Inserted: 12 jan 2021
Last Updated: 1 apr 2021
In this thesis we discuss variational problems concerning Willmore-type energies of curves and surfaces. By Willmore-type energy of an immersed manifold we mean a functional depending on the volume (length or area) of the manifold and on some $L^p$-norm of the mean curvature of the manifold. The functionals we consider are the $p$-elastic energy of an immersed curve, defined as the sum of length and $L^p$-norm of the curvature vector, and the Willmore energy of an immersed surface, which is the $L^2$-norm of the mean curvature of the surface. We shall consider problems of a variational nature both in the smooth setting of manifolds and in the context of geometric measure theoretic objects. The necessary definitions and preliminaries are collected and discussed in Chapter 1. We then address the following problems.
• In Chapter 2 we consider a gradient flow of the $p$-elastic energy of immersed curves into complete Riemannian manifolds. We investigate the smooth convergence of the flow to critical points of the functional, proving that suitable hypotheses on the sub-convergence of the flow imply the existence of the full limit of the evolving solution.

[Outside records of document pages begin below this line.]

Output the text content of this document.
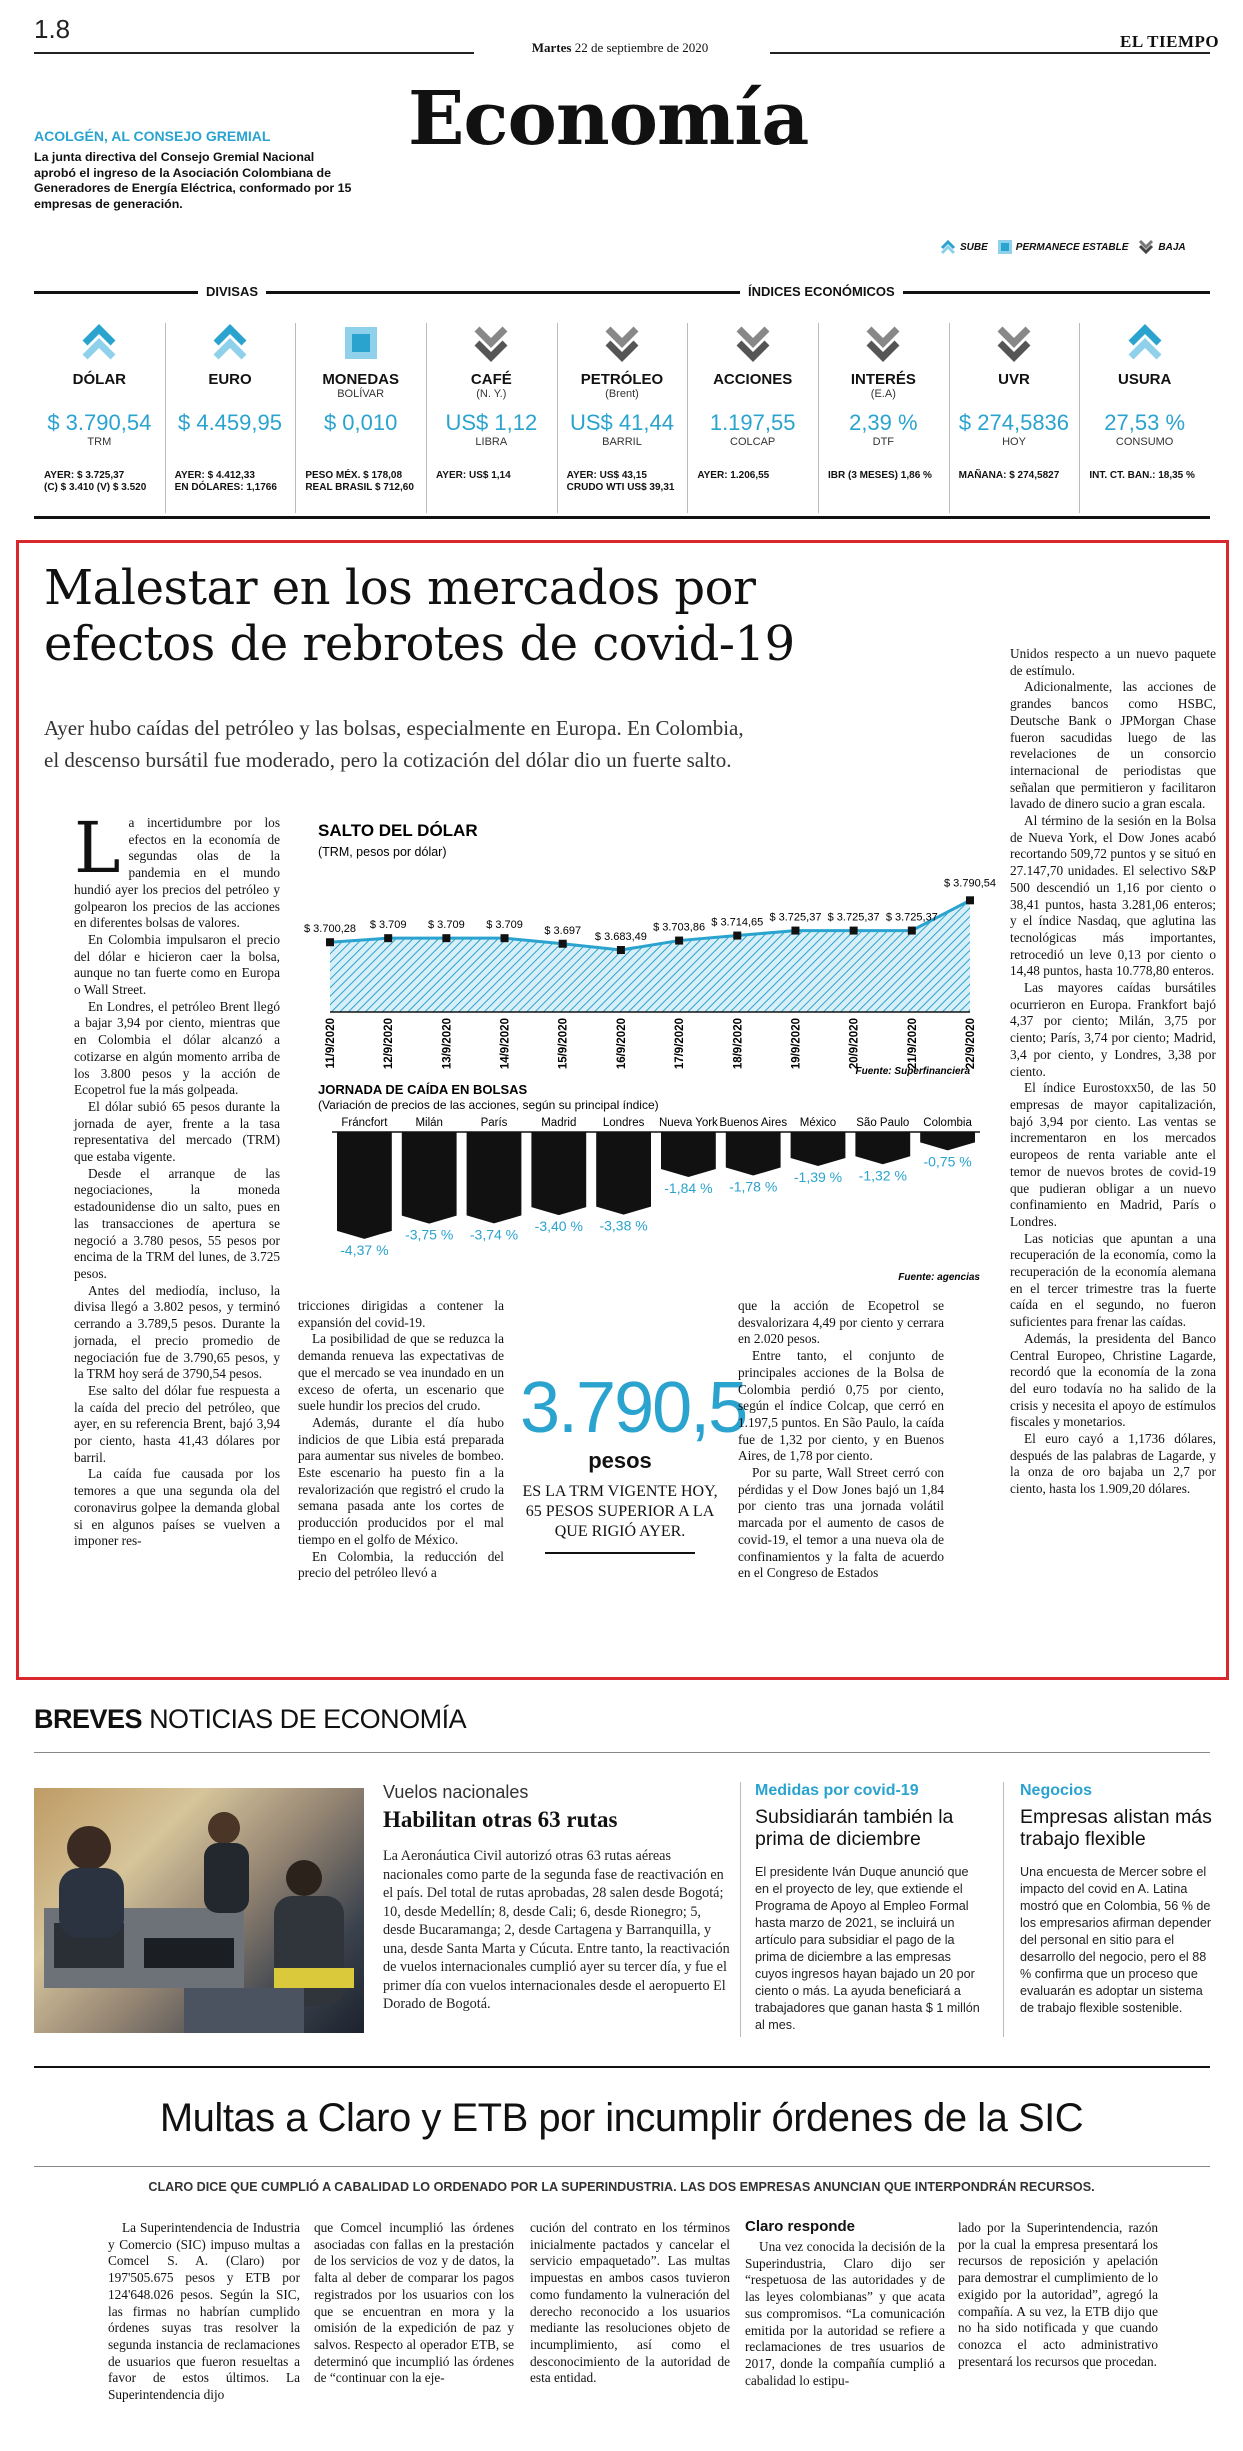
1.8
Martes 22 de septiembre de 2020	EL TIEMPO
ACOLGÉN, AL CONSEJO GREMIAL
La junta directiva del Consejo Gremial Nacional aprobó el ingreso de la Asociación Colombiana de Generadores de Energía Eléctrica, conformado por 15 empresas de generación.
Economía
SUBE	PERMANECE ESTABLE	BAJA
DIVISAS	ÍNDICES ECONÓMICOS
DÓLAR

$ 3.790,54
TRM
AYER: $ 3.725,37
(C) $ 3.410 (V) $ 3.520
EURO

$ 4.459,95

AYER: $ 4.412,33
EN DÓLARES: 1,1766
MONEDAS
BOLÍVAR
$ 0,010

PESO MÉX. $ 178,08
REAL BRASIL $ 712,60
CAFÉ
(N. Y.)
US$ 1,12
LIBRA
AYER: US$ 1,14
PETRÓLEO
(Brent)
US$ 41,44
BARRIL
AYER: US$ 43,15
CRUDO WTI US$ 39,31
ACCIONES

1.197,55
COLCAP
AYER: 1.206,55
INTERÉS
(E.A)
2,39 %
DTF
IBR (3 MESES) 1,86 %
UVR

$ 274,5836
HOY
MAÑANA: $ 274,5827
USURA

27,53 %
CONSUMO
INT. CT. BAN.: 18,35 %
Malestar en los mercados por
efectos de rebrotes de covid-19
Ayer hubo caídas del petróleo y las bolsas, especialmente en Europa. En Colombia,
el descenso bursátil fue moderado, pero la cotización del dólar dio un fuerte salto.
L a incertidumbre por los efectos en la economía de segundas olas de la pandemia en el mundo hundió ayer los precios del petróleo y golpearon los precios de las acciones en diferentes bolsas de valores.

En Colombia impulsaron el precio del dólar e hicieron caer la bolsa, aunque no tan fuerte como en Europa o Wall Street.

En Londres, el petróleo Brent llegó a bajar 3,94 por ciento, mientras que en Colombia el dólar alcanzó a cotizarse en algún momento arriba de los 3.800 pesos y la acción de Ecopetrol fue la más golpeada.

El dólar subió 65 pesos durante la jornada de ayer, frente a la tasa representativa del mercado (TRM) que estaba vigente.

Desde el arranque de las negociaciones, la moneda estadounidense dio un salto, pues en las transacciones de apertura se negoció a 3.780 pesos, 55 pesos por encima de la TRM del lunes, de 3.725 pesos.

Antes del mediodía, incluso, la divisa llegó a 3.802 pesos, y terminó cerrando a 3.789,5 pesos. Durante la jornada, el precio promedio de negociación fue de 3.790,65 pesos, y la TRM hoy será de 3790,54 pesos.

Ese salto del dólar fue respuesta a la caída del precio del petróleo, que ayer, en su referencia Brent, bajó 3,94 por ciento, hasta 41,43 dólares por barril.

La caída fue causada por los temores a que una segunda ola del coronavirus golpee la demanda global si en algunos países se vuelven a imponer res-

SALTO DEL DÓLAR
(TRM, pesos por dólar)
$ 3.700,28
11/9/2020
$ 3.709
12/9/2020
$ 3.709
13/9/2020
$ 3.709
14/9/2020
$ 3.697
15/9/2020
$ 3.683,49
16/9/2020
$ 3.703,86
17/9/2020
$ 3.714,65
18/9/2020
$ 3.725,37
19/9/2020
$ 3.725,37
20/9/2020
$ 3.725,37
21/9/2020
$ 3.790,54
22/9/2020
Fuente: Superfinanciera
JORNADA DE CAÍDA EN BOLSAS
(Variación de precios de las acciones, según su principal índice)
Fráncfort
-4,37 %
Milán
-3,75 %
París
-3,74 %
Madrid
-3,40 %
Londres
-3,38 %
Nueva York
-1,84 %
Buenos Aires
-1,78 %
México
-1,39 %
São Paulo
-1,32 %
Colombia
-0,75 %
Fuente: agencias

tricciones dirigidas a contener la expansión del covid-19.

La posibilidad de que se reduzca la demanda renueva las expectativas de que el mercado se vea inundado en un exceso de oferta, un escenario que suele hundir los precios del crudo.

Además, durante el día hubo indicios de que Libia está preparada para aumentar sus niveles de bombeo. Este escenario ha puesto fin a la revalorización que registró el crudo la semana pasada ante los cortes de producción producidos por el mal tiempo en el golfo de México.

En Colombia, la reducción del precio del petróleo llevó a

3.790,5
pesos
ES LA TRM VIGENTE HOY, 65 PESOS SUPERIOR A LA QUE RIGIÓ AYER.

que la acción de Ecopetrol se desvalorizara 4,49 por ciento y cerrara en 2.020 pesos.

Entre tanto, el conjunto de principales acciones de la Bolsa de Colombia perdió 0,75 por ciento, según el índice Colcap, que cerró en 1.197,5 puntos. En São Paulo, la caída fue de 1,32 por ciento, y en Buenos Aires, de 1,78 por ciento.

Por su parte, Wall Street cerró con pérdidas y el Dow Jones bajó un 1,84 por ciento tras una jornada volátil marcada por el aumento de casos de covid-19, el temor a una nueva ola de confinamientos y la falta de acuerdo en el Congreso de Estados

Unidos respecto a un nuevo paquete de estímulo.

Adicionalmente, las acciones de grandes bancos como HSBC, Deutsche Bank o JPMorgan Chase fueron sacudidas luego de las revelaciones de un consorcio internacional de periodistas que señalan que permitieron y facilitaron lavado de dinero sucio a gran escala.

Al término de la sesión en la Bolsa de Nueva York, el Dow Jones acabó recortando 509,72 puntos y se situó en 27.147,70 unidades. El selectivo S&P 500 descendió un 1,16 por ciento o 38,41 puntos, hasta 3.281,06 enteros; y el índice Nasdaq, que aglutina las tecnológicas más importantes, retrocedió un leve 0,13 por ciento o 14,48 puntos, hasta 10.778,80 enteros.

Las mayores caídas bursátiles ocurrieron en Europa. Frankfort bajó 4,37 por ciento; Milán, 3,75 por ciento; París, 3,74 por ciento; Madrid, 3,4 por ciento, y Londres, 3,38 por ciento.

El índice Eurostoxx50, de las 50 empresas de mayor capitalización, bajó 3,94 por ciento. Las ventas se incrementaron en los mercados europeos de renta variable ante el temor de nuevos brotes de covid-19 que pudieran obligar a un nuevo confinamiento en Madrid, París o Londres.

Las noticias que apuntan a una recuperación de la economía, como la recuperación de la economía alemana en el tercer trimestre tras la fuerte caída en el segundo, no fueron suficientes para frenar las caídas.

Además, la presidenta del Banco Central Europeo, Christine Lagarde, recordó que la economía de la zona del euro todavía no ha salido de la crisis y necesita el apoyo de estímulos fiscales y monetarios.

El euro cayó a 1,1736 dólares, después de las palabras de Lagarde, y la onza de oro bajaba un 2,7 por ciento, hasta los 1.909,20 dólares.

BREVES NOTICIAS DE ECONOMÍA
Vuelos nacionales
Habilitan otras 63 rutas
La Aeronáutica Civil autorizó otras 63 rutas aéreas nacionales como parte de la segunda fase de reactivación en el país. Del total de rutas aprobadas, 28 salen desde Bogotá; 10, desde Medellín; 8, desde Cali; 6, desde Rionegro; 5, desde Bucaramanga; 2, desde Cartagena y Barranquilla, y una, desde Santa Marta y Cúcuta. Entre tanto, la reactivación de vuelos internacionales cumplió ayer su tercer día, y fue el primer día con vuelos internacionales desde el aeropuerto El Dorado de Bogotá.
Medidas por covid-19
Subsidiarán también la prima de diciembre
El presidente Iván Duque anunció que en el proyecto de ley, que extiende el Programa de Apoyo al Empleo Formal hasta marzo de 2021, se incluirá un artículo para subsidiar el pago de la prima de diciembre a las empresas cuyos ingresos hayan bajado un 20 por ciento o más. La ayuda beneficiará a trabajadores que ganan hasta $ 1 millón al mes.
Negocios
Empresas alistan más trabajo flexible
Una encuesta de Mercer sobre el impacto del covid en A. Latina mostró que en Colombia, 56 % de los empresarios afirman depender del personal en sitio para el desarrollo del negocio, pero el 88 % confirma que un proceso que evaluarán es adoptar un sistema de trabajo flexible sostenible.
Multas a Claro y ETB por incumplir órdenes de la SIC
CLARO DICE QUE CUMPLIÓ A CABALIDAD LO ORDENADO POR LA SUPERINDUSTRIA. LAS DOS EMPRESAS ANUNCIAN QUE INTERPONDRÁN RECURSOS.
La Superintendencia de Industria y Comercio (SIC) impuso multas a Comcel S. A. (Claro) por 197'505.675 pesos y ETB por 124'648.026 pesos. Según la SIC, las firmas no habrían cumplido órdenes suyas tras resolver la segunda instancia de reclamaciones de usuarios que fueron resueltas a favor de estos últimos. La Superintendencia dijo
que Comcel incumplió las órdenes asociadas con fallas en la prestación de los servicios de voz y de datos, la falta al deber de comparar los pagos registrados por los usuarios con los que se encuentran en mora y la omisión de la expedición de paz y salvos. Respecto al operador ETB, se determinó que incumplió las órdenes de “continuar con la eje-
cución del contrato en los términos inicialmente pactados y cancelar el servicio empaquetado”. Las multas impuestas en ambos casos tuvieron como fundamento la vulneración del derecho reconocido a los usuarios mediante las resoluciones objeto de incumplimiento, así como el desconocimiento de la autoridad de esta entidad.
Claro responde
Una vez conocida la decisión de la Superindustria, Claro dijo ser “respetuosa de las autoridades y de las leyes colombianas” y que acata sus compromisos. “La comunicación emitida por la autoridad se refiere a reclamaciones de tres usuarios de 2017, donde la compañía cumplió a cabalidad lo estipu-
lado por la Superintendencia, razón por la cual la empresa presentará los recursos de reposición y apelación para demostrar el cumplimiento de lo exigido por la autoridad”, agregó la compañía. A su vez, la ETB dijo que no ha sido notificada y que cuando conozca el acto administrativo presentará los recursos que procedan.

• In Chapter 3 we address the problem of finding a generalized weak definition of $p$-elastic energy of subsets of the plane satisfying some meaningful variational requirement. We find such a definition by characterizing a suitable relaxed functional, of which we then discuss qualitative properties and applications.
• In Chapter 4 we study the minimization of the Willmore energy of surfaces with boundary under different boundary conditions and constraints. We focus on the existence theory for such minimization problems, proving both existence and non-existence theorems, and some functional inequalities.